RÉFORME DES COLLÈGES

1- La réforme des collèges proposée par le Gouvernement est une machine à renforcer les inégalités sociales et scolaires

 

2- Pourtant, après les attentats, tous étaient d'accord pour une école qui produise du commun et du partage

 

3- Urgence : des postes pour le collège, des moyens et de la formation pour les enseignants, pour que chaque élève acquière les connaissances pour relever les défis de notre siècle

 

Erreur de diagnostic

Selon Mme Vallaud-Belkacem, les difficultés rencontrées par les élèves au collège tiendraient au caractère trop théorique – et donc ennuyeux – de l’enseignement. Il suffirait de mettre en place des enseignements plus « pratiques » pour faire réussir tous les enfants. Ajoutez à cela les parcours individualisés, vous aurez la réforme du collège. Pourtant, le collège scolarise des futurs citoyen-es qui passent en quatre ans de l'enfance à l'adolescence. Et le bilan est sans appel : les inégalités scolaires se creusent, toujours plus fortement corrélées aux inégalités sociales.

 

L’individualisation n’a jamais permis de lutter contre les inégalités. 

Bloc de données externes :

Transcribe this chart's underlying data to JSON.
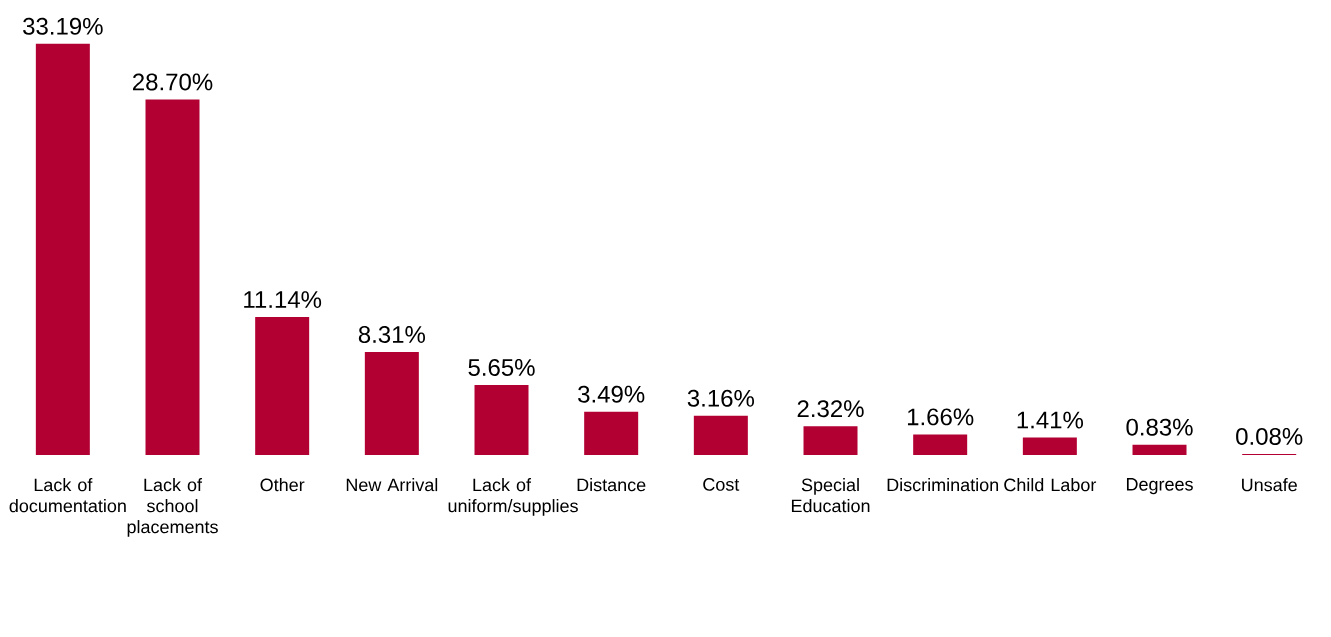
{
  "chart_data": {
    "type": "bar",
    "categories": [
      "Lack of documentation",
      "Lack of school placements",
      "Other",
      "New Arrival",
      "Lack of uniform/supplies",
      "Distance",
      "Cost",
      "Special Education",
      "Discrimination",
      "Child Labor",
      "Degrees",
      "Unsafe"
    ],
    "values": [
      33.19,
      28.7,
      11.14,
      8.31,
      5.65,
      3.49,
      3.16,
      2.32,
      1.66,
      1.41,
      0.83,
      0.08
    ],
    "value_labels": [
      "33.19%",
      "28.70%",
      "11.14%",
      "8.31%",
      "5.65%",
      "3.49%",
      "3.16%",
      "2.32%",
      "1.66%",
      "1.41%",
      "0.83%",
      "0.08%"
    ],
    "color": "#b20033"
  }
}
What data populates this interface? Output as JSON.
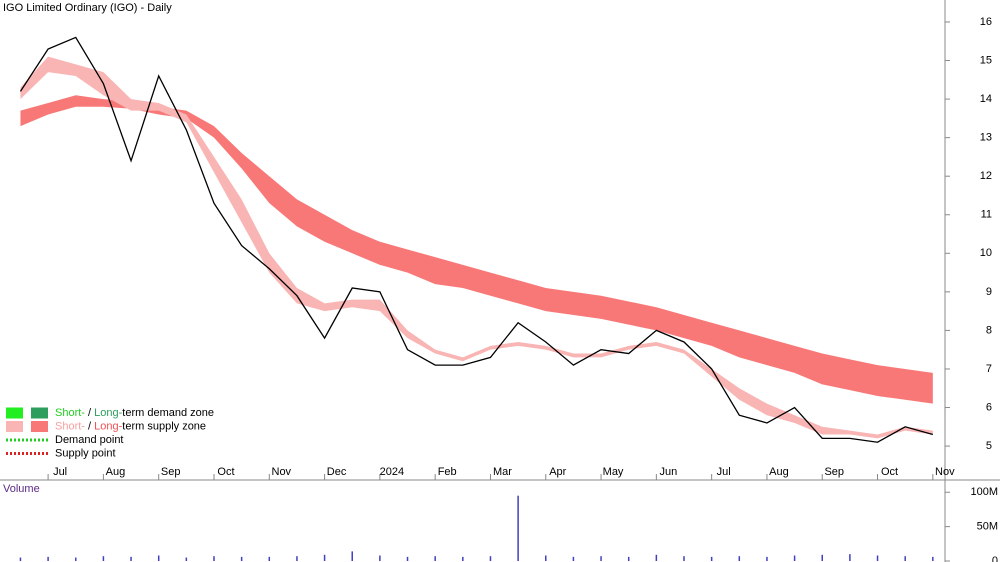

Au contraire, elle isole les élèves dans la difficulté. Associée à l’autonomie des établissements, elle accroît les inégalités et met en concurrence les enfants, les personnels et les territoires. Elle somme les plus en difficulté de choisir précocement leur avenir alors qu’ils n’ont ni les clés ni le temps pour construire leur ambition à partir de ce qu’ils sont réellement et non à partir de l’image d’eux-mêmes que la société leur renvoie. Pourtant, après les attentats de janvier, tout le monde semblait d’accord pour exiger de l’école qu’elle produise du commun, qu’elle enseigne le partage et la coopération. Si nous voulons aller dans cette direction, il est grand temps de rompre avec ces logiques libérales.

 

Urgent de redonner du sens aux apprentissages

Aux enfants, il faut donner le temps d’apprendre des savoirs complexes et de se les approprier. C’est pourquoi le PCF demande l’allongement de la scolarité obligatoire et s’oppose à toutes les tentatives de réduire le temps passé à l’école. Les enseignants aussi ont besoin d'une entrée dans le métier plus progressive, d'une formation initiale et continue ambitieuse et d'heures de service consacrées au travail en équipe. Pourvu qu'on y mette les moyens, loin de devoir se contenter de quelques « savoirs de base », chaque élève est capable de relever ce défi intellectuel.  La vitalité des pratiques culturelles de nombreux jeunes issus des milieux populaires le montre.

 

Des moyens pas à la hauteur

Alors que depuis plusieurs semaines, des collèges se battent pour obtenir les moyens humains nécessaires pour enseigner dans des conditions à peine correctes, la Ministre n'en fait mention à aucun moment. Les postes supprimés par la droite n’ont toujours pas été recréés, les élèves arrivent plus nombreux au collège, les classes sont surchargées, les professeurs absents ne sont plus remplacés. Comme tous les services publics, le collège subit une politique d’austérité qui accroit les inégalités.

 

Le nouveau collège n’a pas grand-chose d’unique

Le gouvernement prend prétexte de difficultés réelles pour en finir avec l’ambition d’une scolarité commune. La gratuité ne doit pas dépendre de collectivités locales plus ou moins riches, plus ou moins engagées dans la réduction des inégalités. La réussite des élèves ne doit pas dépendre des familles, ni de dispositifs d’« aide aux devoirs » marchands ou bénévoles. Au contraire, toute l’école doit être refondée sur le modèle de l’élève qui n’a qu’elle pour réussir.